Discord Realtime Voice: Addressed a bug where OpenAI gpt-realtime-2 sessions would stop recognizing speech after the first reply. This was solved by disabling noise_reduction on the backend bridge and implementing raw PCM prebuffering to eliminate audio stutter.
Android Talk Mode: Migrated from a legacy STT/TTS pipeline to the modern Gateway relay voice session API, enabling low-latency streaming audio and realtime tool-call handling.
Telegram Reliability: Hardened the isolated-ingress spool handlers to recover from stalled updates by failing stuck claims into .failed tombstones and aborting account-scoped work before restarting.
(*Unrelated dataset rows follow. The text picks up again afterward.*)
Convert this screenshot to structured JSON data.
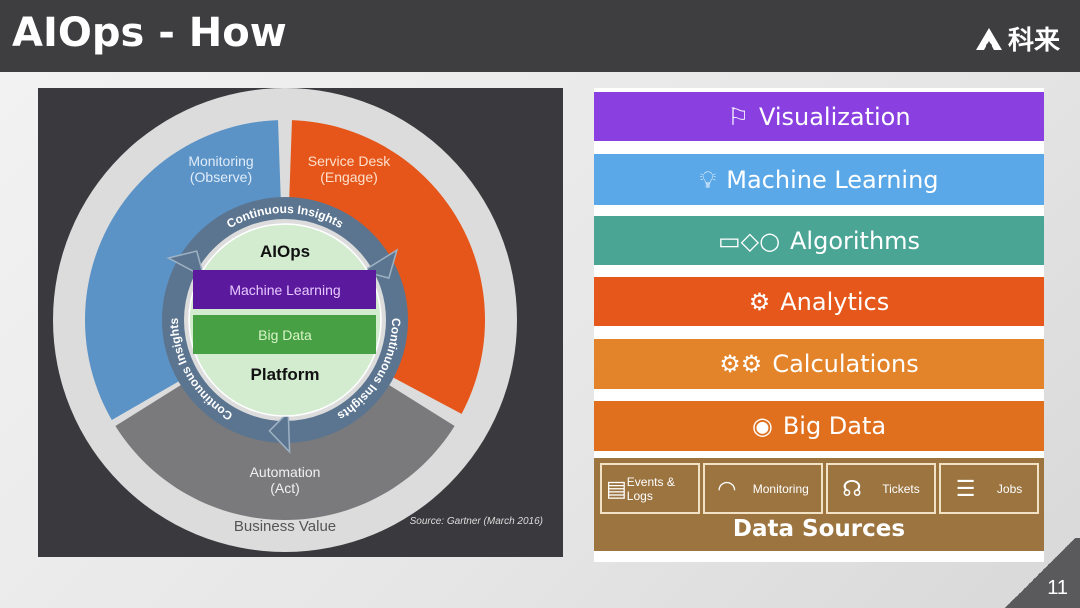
{
  "header": {
    "title": "AIOps - How",
    "logo_text": "科来"
  },
  "left_diagram": {
    "segments": [
      {
        "label": "Monitoring",
        "sub": "(Observe)",
        "color": "#5b93c7"
      },
      {
        "label": "Service Desk",
        "sub": "(Engage)",
        "color": "#e6561a"
      },
      {
        "label": "Automation",
        "sub": "(Act)",
        "color": "#7a7a7c"
      }
    ],
    "ring_label": "Continuous Insights",
    "core_title": "AIOps",
    "core_layers": [
      {
        "label": "Machine Learning",
        "color": "#5b1a9e"
      },
      {
        "label": "Big Data",
        "color": "#47a043"
      }
    ],
    "core_footer": "Platform",
    "outer_label": "Business Value",
    "source": "Source: Gartner (March 2016)"
  },
  "right_stack": {
    "layers": [
      {
        "label": "Visualization",
        "icon": "presentation-icon",
        "color": "#8a3fe0"
      },
      {
        "label": "Machine Learning",
        "icon": "lightbulb-icon",
        "color": "#5aa8e8"
      },
      {
        "label": "Algorithms",
        "icon": "flowchart-icon",
        "color": "#4aa595"
      },
      {
        "label": "Analytics",
        "icon": "code-gear-icon",
        "color": "#e5571b"
      },
      {
        "label": "Calculations",
        "icon": "gears-icon",
        "color": "#e3842a"
      },
      {
        "label": "Big Data",
        "icon": "disk-icon",
        "color": "#e0701e"
      }
    ],
    "data_sources": {
      "label": "Data Sources",
      "color": "#9b7440",
      "items": [
        {
          "label": "Events & Logs",
          "icon": "window-icon"
        },
        {
          "label": "Monitoring",
          "icon": "gauge-icon"
        },
        {
          "label": "Tickets",
          "icon": "headset-icon"
        },
        {
          "label": "Jobs",
          "icon": "database-icon"
        }
      ]
    }
  },
  "page_number": "11"
}
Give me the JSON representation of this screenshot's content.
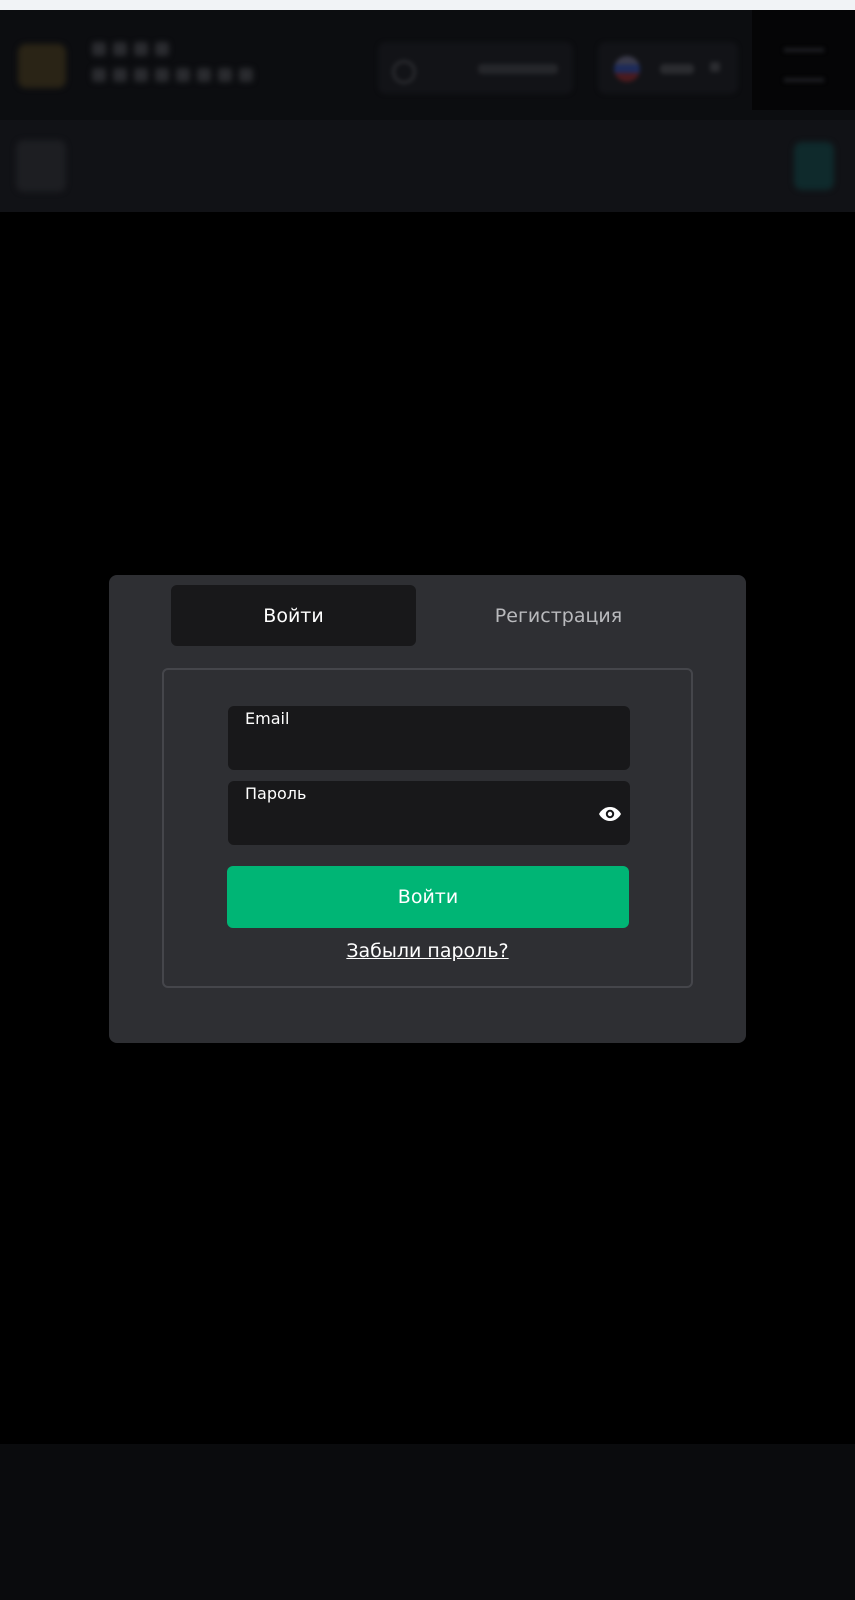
{
  "modal": {
    "tabs": [
      {
        "label": "Войти",
        "active": true
      },
      {
        "label": "Регистрация",
        "active": false
      }
    ],
    "form": {
      "email": {
        "label": "Email",
        "value": "",
        "placeholder": ""
      },
      "password": {
        "label": "Пароль",
        "value": "",
        "placeholder": ""
      },
      "submit_label": "Войти",
      "forgot_label": "Забыли пароль?"
    }
  },
  "icons": {
    "password_toggle": "eye-icon"
  },
  "colors": {
    "page_background": "#000000",
    "modal_background": "#2e2f33",
    "field_background": "#18181a",
    "accent": "#00b575"
  }
}
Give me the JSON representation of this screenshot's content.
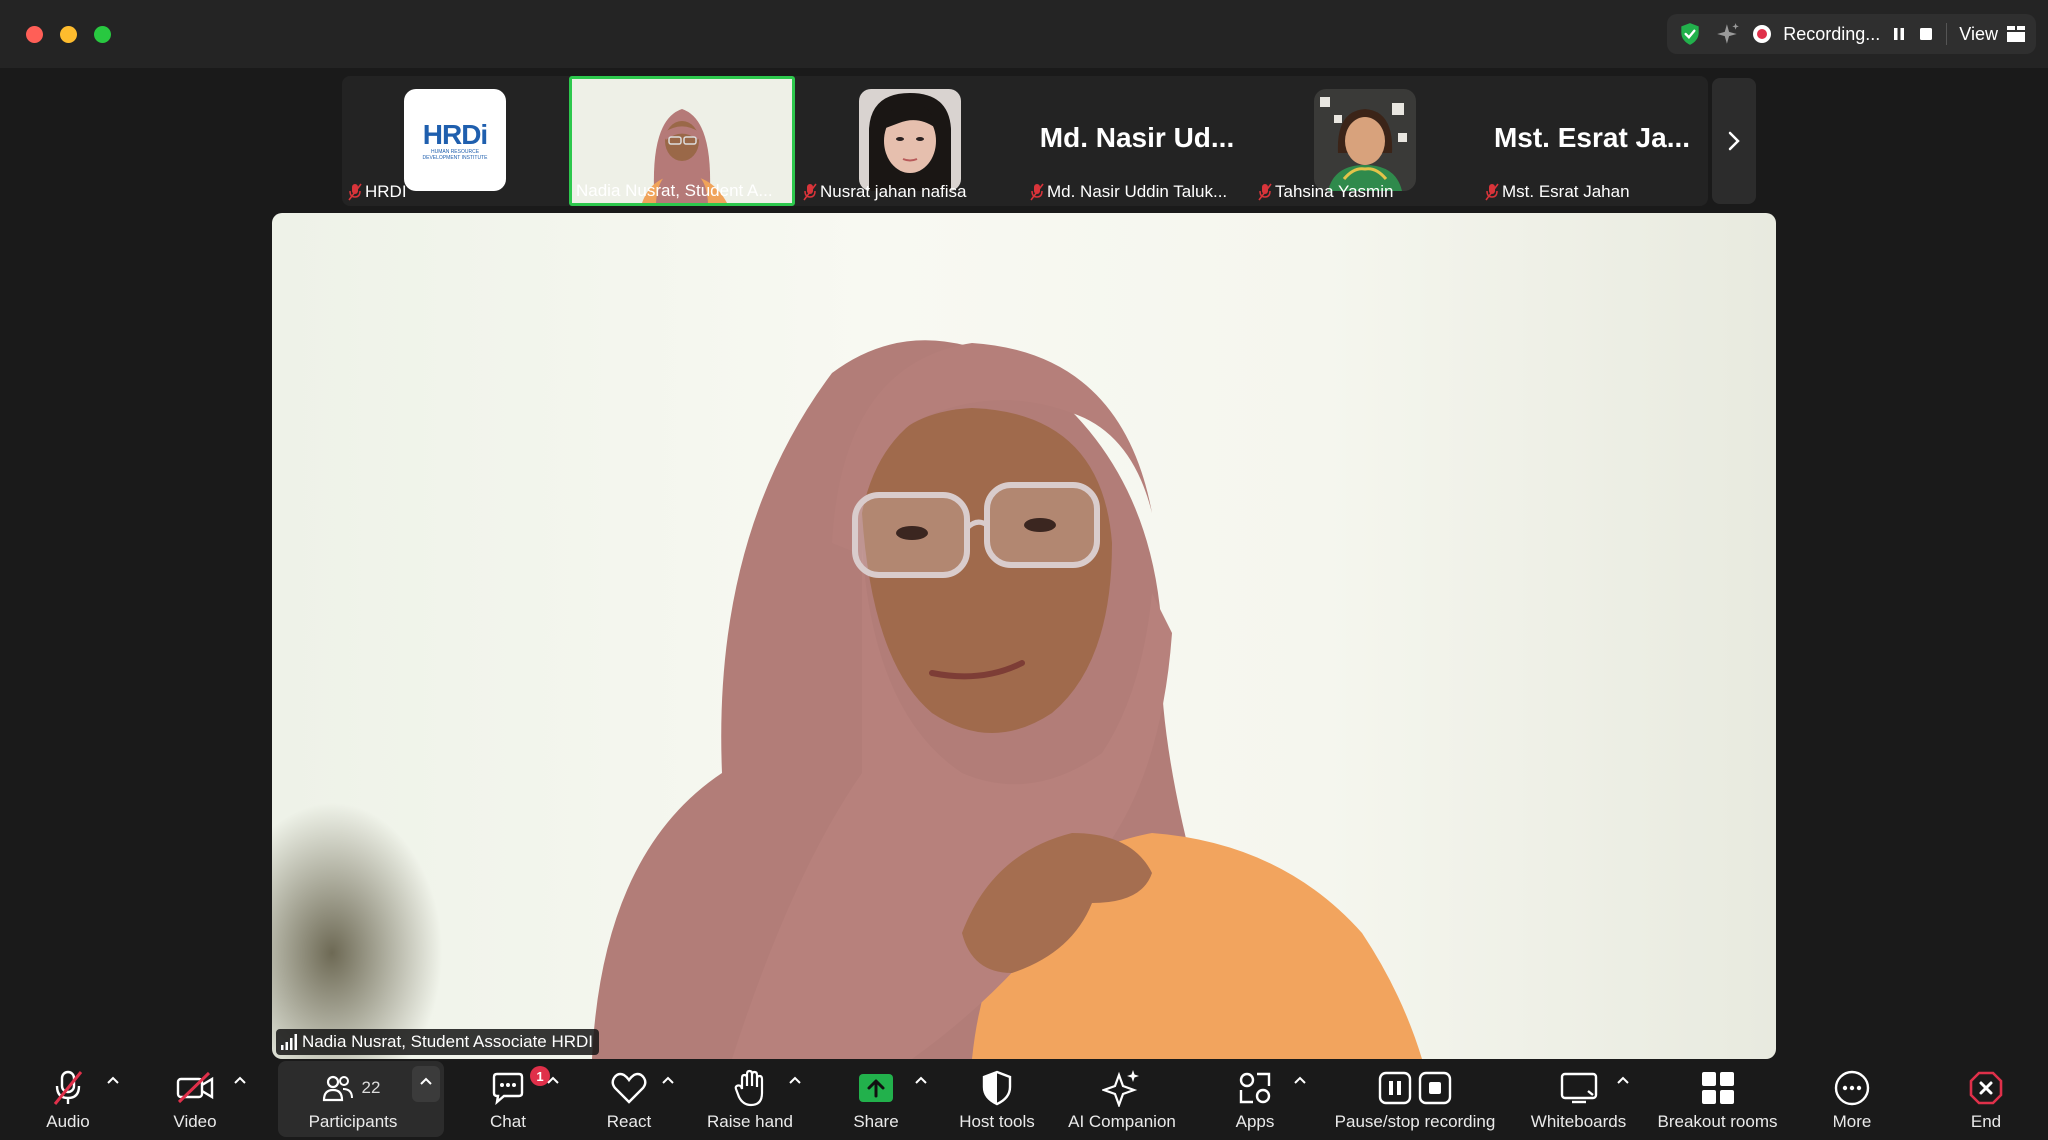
{
  "recording": {
    "status": "Recording...",
    "view_label": "View"
  },
  "participants_strip": [
    {
      "name": "HRDI",
      "type": "logo",
      "logo_text": "HRDi",
      "logo_sub": "HUMAN RESOURCE DEVELOPMENT INSTITUTE"
    },
    {
      "name": "Nadia Nusrat, Student A...",
      "type": "video",
      "active": true
    },
    {
      "name": "Nusrat jahan nafisa",
      "type": "video"
    },
    {
      "name": "Md. Nasir Uddin Taluk...",
      "type": "text",
      "display": "Md. Nasir Ud..."
    },
    {
      "name": "Tahsina Yasmin",
      "type": "video"
    },
    {
      "name": "Mst. Esrat Jahan",
      "type": "text",
      "display": "Mst. Esrat Ja..."
    }
  ],
  "main_speaker": {
    "label": "Nadia Nusrat, Student Associate HRDI"
  },
  "toolbar": {
    "audio": "Audio",
    "video": "Video",
    "participants": "Participants",
    "participants_count": "22",
    "chat": "Chat",
    "chat_badge": "1",
    "react": "React",
    "raise_hand": "Raise hand",
    "share": "Share",
    "host_tools": "Host tools",
    "ai_companion": "AI Companion",
    "apps": "Apps",
    "pause_stop": "Pause/stop recording",
    "whiteboards": "Whiteboards",
    "breakout": "Breakout rooms",
    "more": "More",
    "end": "End"
  },
  "colors": {
    "accent_green": "#2dc84d",
    "record_red": "#e0304a",
    "end_red": "#e0304a",
    "share_green": "#22b14c"
  }
}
Media Processing and Vision

To resolve issues where image processing failed on fresh installs (due to missing sharp), OpenClaw has centralized media helpers into media-services. This introduces a Sharp-first backend chain with fallbacks to sips, Windows native imaging, ImageMagick, GraphicsMagick, and ffmpeg.

Vision capabilities were also expanded:

Inbound Image Hydration: Fixed a bug where the Codex app-server dropped inbound image attachments; it now correctly hydrates MediaPath into queued followup images.
Ollama Integration: Native PI runs now properly resolve Telegram image media into image blocks for Ollama vision models, preventing the model from silently ignoring visual context.

Gateway Performance and Tooling

Gateway startup latency was reduced by overlapping independent work (such as startup logging and plugin service initialization) before the ready state is returned. To maintain these gains, a new Gateway restart benchmark tool (pnpm test:restart:gateway) was added to provide machine-readable evidence of restart readiness and resource slopes.

Impact

These changes collectively resolve several high-severity pain points for power users and operators:

Reduced Hallucinations: By separating prompt surfaces and fixing image hydration, models are less likely to confabulate visual observations or follow irrelevant runtime instructions.
Improved Reliability: The fixes for Discord voice and Telegram spooling eliminate "silent failures" where the bot appears healthy but stops responding to user input.
Developer Experience: The addition of restart benchmarking and the fix for code_mode stalling provide operators with better visibility and more predictable behavior during agent evaluation.
Security and Connectivity: The fix for sandbox egress ensures that research agents can maintain necessary outbound network access without compromising the security of the sandbox environment.